Railroad sues firms that built, designed depot
Sat., July 23, 2005
BNSF Railway is demanding $18 million from the Spokane construction company and the Illinois-based engineering firm hired by the railroad to build a high-speed refueling depot atop the Spokane Valley/Rathdrum Prairie Aquifer.
A series of fuel leaks discovered at the depot threatened the purity of the drinking water for 500,000 people in the region and prompted an Idaho judge to issue an emergency shutdown order in February. The refueling depot reopened May 10.
The leaks were the result of negligence and broken promises from the builders and designers of the facility, according to a lawsuit filed last week in U.S. District Court in Coeur d’Alene. Named in the suit are the project’s general contractor, Lydig Construction, of Spokane, and the engineering firm Hanson-Wilson, of Kansas City, Mo.
In December, three months after the $42 million depot was opened, diesel-tainted wastewater was discovered to have been leaking unchecked into the ground at the facility. Tests later showed traces of diesel in the groundwater 160 feet beneath the depot.
State health officials say the contamination level was too low to threaten human health. Additional leaks were discovered at the depot in February. Crews worked around the clock during the subsequent 74-day, court-ordered closure to fix the leaks, including overhauling the pair of plastic liners buried below the train refueling platform.
BNSF blames the trouble on Lydig and Hanson-Wilson, claiming the companies improperly designed, built and tested the depot. Both businesses were made aware that the project’s location over the aquifer demanded the highest level of quality, according to the 28-page lawsuit. The railroad is seeking $7.5 million for repairing the depot, $6.7 million for the cost of lost and delayed business and $3.5 million for the cost of investigating and cleaning up the spill.
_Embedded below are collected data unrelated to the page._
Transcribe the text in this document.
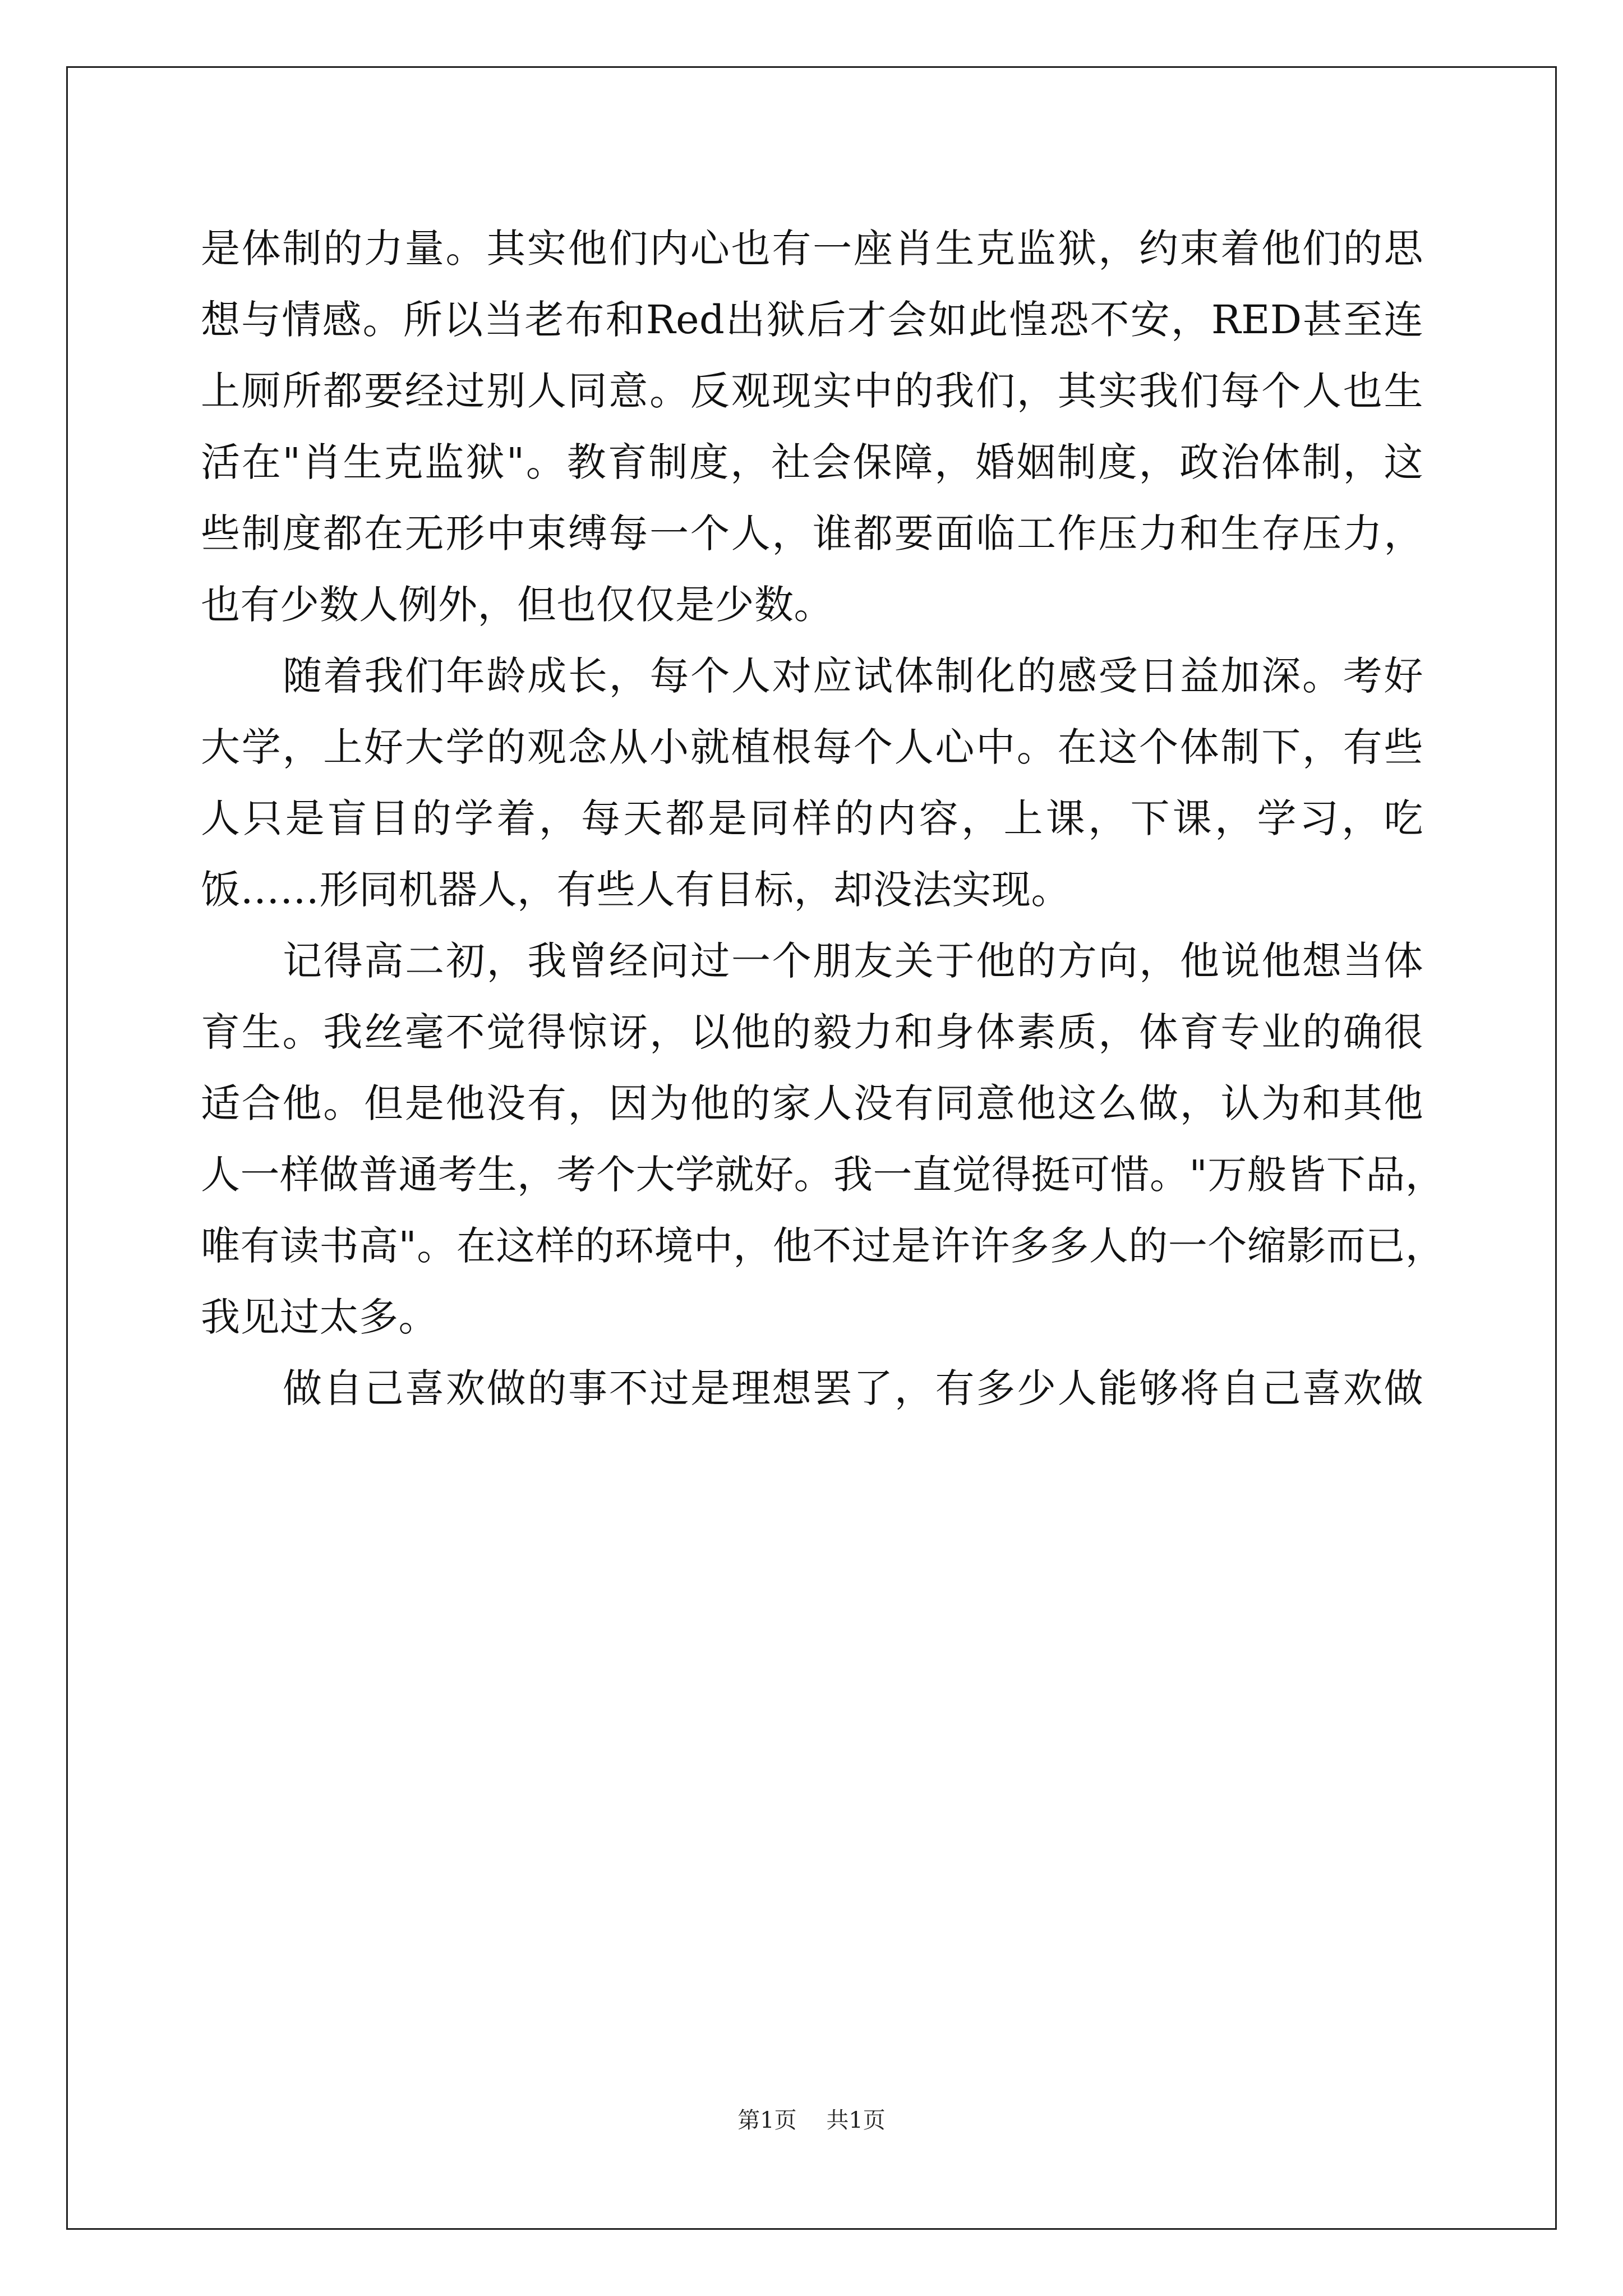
是体制的力量。其实他们内心也有一座肖生克监狱，约束着他们的思
想与情感。所以当老布和Red出狱后才会如此惶恐不安，RED甚至连
上厕所都要经过别人同意。反观现实中的我们，其实我们每个人也生
活在"肖生克监狱"。教育制度，社会保障，婚姻制度，政治体制，这
些制度都在无形中束缚每一个人，谁都要面临工作压力和生存压力，
也有少数人例外，但也仅仅是少数。
随着我们年龄成长，每个人对应试体制化的感受日益加深。考好
大学，上好大学的观念从小就植根每个人心中。在这个体制下，有些
人只是盲目的学着，每天都是同样的内容，上课，下课，学习，吃
饭……形同机器人，有些人有目标，却没法实现。
记得高二初，我曾经问过一个朋友关于他的方向，他说他想当体
育生。我丝毫不觉得惊讶，以他的毅力和身体素质，体育专业的确很
适合他。但是他没有，因为他的家人没有同意他这么做，认为和其他
人一样做普通考生，考个大学就好。我一直觉得挺可惜。"万般皆下品，
唯有读书高"。在这样的环境中，他不过是许许多多人的一个缩影而已，
我见过太多。
做自己喜欢做的事不过是理想罢了，有多少人能够将自己喜欢做
第1页 共1页
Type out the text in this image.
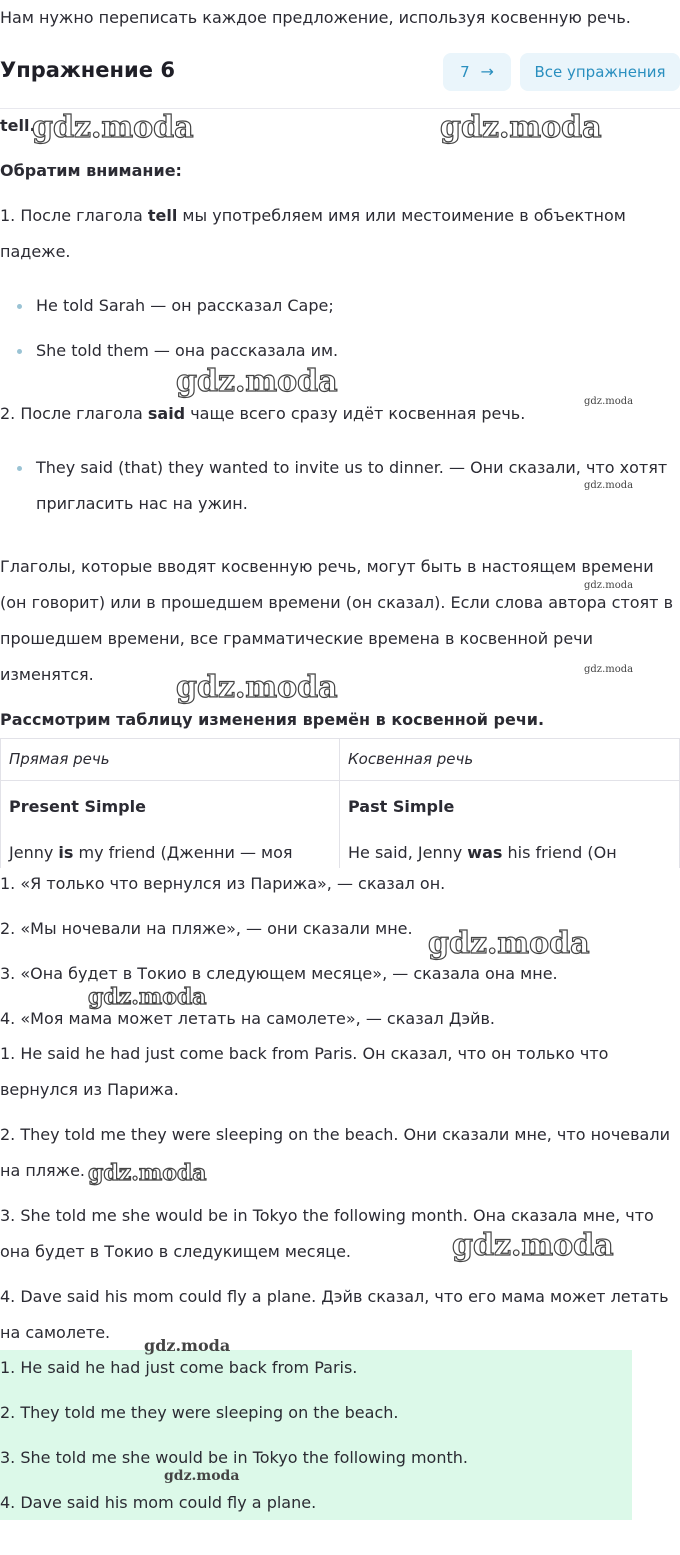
Нам нужно переписать каждое предложение, используя косвенную речь.
Упражнение 6	7 →	Все упражнения
tell.
Обратим внимание:
1. После глагола tell мы употребляем имя или местоимение в объектном
падеже.
He told Sarah — он рассказал Саре;
She told them — она рассказала им.
2. После глагола said чаще всего сразу идёт косвенная речь.
They said (that) they wanted to invite us to dinner. — Они сказали, что хотят
пригласить нас на ужин.
Глаголы, которые вводят косвенную речь, могут быть в настоящем времени
(он говорит) или в прошедшем времени (он сказал). Если слова автора стоят в
прошедшем времени, все грамматические времена в косвенной речи
изменятся.
Рассмотрим таблицу изменения времён в косвенной речи.
Прямая речь	Косвенная речь
Present Simple	Past Simple
Jenny is my friend (Дженни — моя	He said, Jenny was his friend (Он
1. «Я только что вернулся из Парижа», — сказал он.
2. «Мы ночевали на пляже», — они сказали мне.
3. «Она будет в Токио в следующем месяце», — сказала она мне.
4. «Моя мама может летать на самолете», — сказал Дэйв.
1. He said he had just come back from Paris. Он сказал, что он только что
вернулся из Парижа.
2. They told me they were sleeping on the beach. Они сказали мне, что ночевали
на пляже.
3. She told me she would be in Tokyo the following month. Она сказала мне, что
она будет в Токио в следукищем месяце.
4. Dave said his mom could fly a plane. Дэйв сказал, что его мама может летать
на самолете.
1. He said he had just come back from Paris.
2. They told me they were sleeping on the beach.
3. She told me she would be in Tokyo the following month.
4. Dave said his mom could fly a plane.
gdz.moda	gdz.moda
gdz.moda
gdz.moda
gdz.moda
gdz.moda
gdz.moda
gdz.moda
gdz.moda
gdz.moda
gdz.moda
gdz.moda
gdz.moda
gdz.moda
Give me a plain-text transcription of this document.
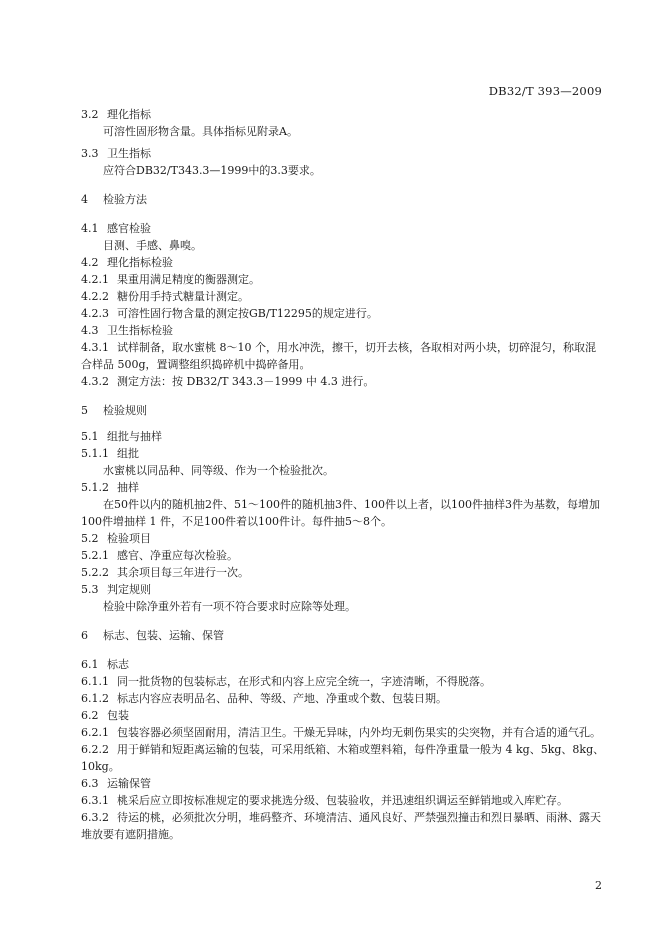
DB32/T 393—2009
3.2 理化指标
可溶性固形物含量。具体指标见附录A。
3.3 卫生指标
应符合DB32/T343.3—1999中的3.3要求。
4 检验方法
4.1 感官检验
目测、手感、鼻嗅。
4.2 理化指标检验
4.2.1 果重用满足精度的衡器测定。
4.2.2 糖份用手持式糖量计测定。
4.2.3 可溶性固行物含量的测定按GB/T12295的规定进行。
4.3 卫生指标检验
4.3.1 试样制备，取水蜜桃 8～10 个，用水冲洗，擦干，切开去核，各取相对两小块，切碎混匀，称取混合样品 500g，置调整组织捣碎机中捣碎备用。
4.3.2 测定方法：按 DB32/T 343.3－1999 中 4.3 进行。
5 检验规则
5.1 组批与抽样
5.1.1 组批
水蜜桃以同品种、同等级、作为一个检验批次。
5.1.2 抽样
在50件以内的随机抽2件、51～100件的随机抽3件、100件以上者，以100件抽样3件为基数，每增加100件增抽样 1 件，不足100件着以100件计。每件抽5～8个。
5.2 检验项目
5.2.1 感官、净重应每次检验。
5.2.2 其余项目每三年进行一次。
5.3 判定规则
检验中除净重外若有一项不符合要求时应除等处理。
6 标志、包装、运输、保管
6.1 标志
6.1.1 同一批货物的包装标志，在形式和内容上应完全统一，字迹清晰，不得脱落。
6.1.2 标志内容应表明品名、品种、等级、产地、净重或个数、包装日期。
6.2 包装
6.2.1 包装容器必须坚固耐用，清洁卫生。干燥无异味，内外均无刺伤果实的尖突物，并有合适的通气孔。
6.2.2 用于鲜销和短距离运输的包装，可采用纸箱、木箱或塑料箱，每件净重量一般为 4 kg、5kg、8kg、10kg。
6.3 运输保管
6.3.1 桃采后应立即按标准规定的要求挑选分级、包装验收，并迅速组织调运至鲜销地或入库贮存。
6.3.2 待运的桃，必须批次分明，堆码整齐、环境清洁、通风良好、严禁强烈撞击和烈日暴晒、雨淋、露天堆放要有遮阴措施。
2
BNSF is also asking the firms to pay a $100,000 state fine.
Calls to Hanson-Wilson were referred to the company president, Gary Potts, who could not be reached for comment. Lydig Construction President Larry Swartz responded to the accusations by issuing a four-page statement, which described the lawsuit as “unfortunate and unwarranted.”
The problems stem from design and cost-cutting measures taken by BNSF and Hanson-Wilson, according to the statement from Lydig. The 49-year-old construction company also said the record will show that BNSF and Hanson-Wilson “closely and continuously inspected and approved all of Lydig Construction’s work throughout the project.”
Lydig backed its claims with a copy of a letter sent to the Kootenai County Building Department by Chuck Cook, Hanson-Wilson’s resident engineer for the depot project. The letter, which was dated July 30, 2004, states that “all construction for this facility has been completed in accordance with the approved drawings and specifications.” Hanson-Wilson was required to inspect and test the depot before it opened, according to the lawsuit.
According to the statement from Lydig, “It is inappropriate for BNSF to attempt to pin the blame on Lydig Construction for work already acknowledged to have been properly completed.”
BNSF spokesman Gus Melonas declined to comment on the lawsuit.
The railroad is continuing to upgrade environmental safeguards at the depot, which is near the Idaho-Washington border about five miles north of Post Falls, said Marc Kalbaugh, site remediation manager for the Idaho Department of Environmental Quality. Repairs to the facility’s wastewater system – where the first leak was discovered – are expected to be completed shortly, he said.
BNSF is working with the state to develop an improved leak detection and monitoring plan, which was one of the conditions in the court order allowing the facility to resume operations, Kalbaugh said. “They have been following through with what they said they were going to do,” he said.
A series of wells at the depot are being used to suck spilled diesel fuel out of the ground and surrounding groundwater. Some of the wells inject air deep into the ground to vaporize the fuel; other wells directly vacuum out the spilled fuel.
Regular groundwater tests continue to detect traces of fuel, but at levels “well below” what the state believes would endanger human health, Kalbaugh said.